Mixed review for NHS in global comparison

A GLOBAL comparison of healthcare systems has found that that NHS performs worse than average in the treatment of eight out of the 12 most common causes of death – but provides unusually good financial protection to the public from the consequences of ill health.

The independent report – How good is the NHS? – looked at three aspects of what constitutes a good healthcare system, comparing the UK to 18 similar developed countries, including France, Germany, Italy, Japan and the USA.

It found that the NHS performs worse than average in the treatment of eight out of the 12 most common causes of death, including deaths within 30 days of having a heart attack and within five years of being diagnosed with breast cancer, rectal cancer, colon cancer, pancreatic cancer and lung cancer.

The NHS is also the third poorest performer in the overall rate at which people die when successful medical care could have saved their lives (known as ‘amenable mortality’). It has consistently higher rates of death for babies at birth or just after (perinatal mortality) and in the month after birth (neonatal mortality): 7 in 1000 babies died at birth or in the week afterwards in the UK in 2016 compared to an average of 5.5 across the comparator countries.

The NHS has a lower than average number of staff for all professional groups except midwives. In the UK there is one doctor for every 356 people, compared to one for every 277 people on average across the comparator countries.

But the NHS did compare well in some key areas. It provides unusually good financial protection to the public from the consequences of ill health. For example, it has the lowest proportion of people who skipped medicine due to cost: 2.3 per cent in 2016 compared to an average of 7.2 per cent across the comparator countries.

The NHS is also relatively efficient with the largest share of generic prescribing of all comparator countries, at 84 per cent in 2015 compared to an average of 50 per cent.

It performs well in managing patients with some long-term conditions, such as diabetes and kidney diseases. Fewer than one in a thousand people are admitted to hospital for diabetes in a given year, compared to over two in a thousand admitted in Austria or Germany.

The UK is in the middle of the pack when it comes to the length of time people wait for treatment: people requiring a hip replacement waited around 97 days in the UK in 2015 compared to 150 days in Spain and 42 days in the Netherlands. A&E waits are also average, according to survey data.

The authors warn that international comparisons of this type offer only a partial picture at best, with limited or patchy data meaning that several areas like mental health cannot be compared internationally.
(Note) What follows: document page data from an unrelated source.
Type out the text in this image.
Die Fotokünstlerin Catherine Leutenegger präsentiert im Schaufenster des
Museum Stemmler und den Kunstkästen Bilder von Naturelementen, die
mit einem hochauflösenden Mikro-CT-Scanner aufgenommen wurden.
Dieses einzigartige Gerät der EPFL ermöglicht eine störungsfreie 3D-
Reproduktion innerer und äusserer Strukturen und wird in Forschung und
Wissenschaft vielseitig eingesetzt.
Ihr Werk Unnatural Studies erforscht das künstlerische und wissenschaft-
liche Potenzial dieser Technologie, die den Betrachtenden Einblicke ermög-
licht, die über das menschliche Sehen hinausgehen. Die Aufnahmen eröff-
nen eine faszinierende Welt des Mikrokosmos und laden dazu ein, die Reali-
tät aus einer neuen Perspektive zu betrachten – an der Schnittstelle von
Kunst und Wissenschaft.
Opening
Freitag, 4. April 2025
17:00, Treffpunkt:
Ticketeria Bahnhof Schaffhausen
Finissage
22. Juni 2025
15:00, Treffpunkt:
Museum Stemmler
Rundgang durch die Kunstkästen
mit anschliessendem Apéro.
Commenting on the report, Nigel Edwards, Chief Executive of the Nuffield Trust said: "Discussion about the NHS is often marked by an unhelpful degree of exaggeration, from those that claim it is the envy of the world to those who say it is inferior to other systems.

"The reality is a much more mixed picture, but one thing is clear: we run a health system with very scarce resources in terms of staff and equipment and achieve poor outcomes in some vital areas like cancer survival."

The report was published by the Nuffield Trust, the Health Foundation, the Institute for Fiscal Studies and The King’s Fund.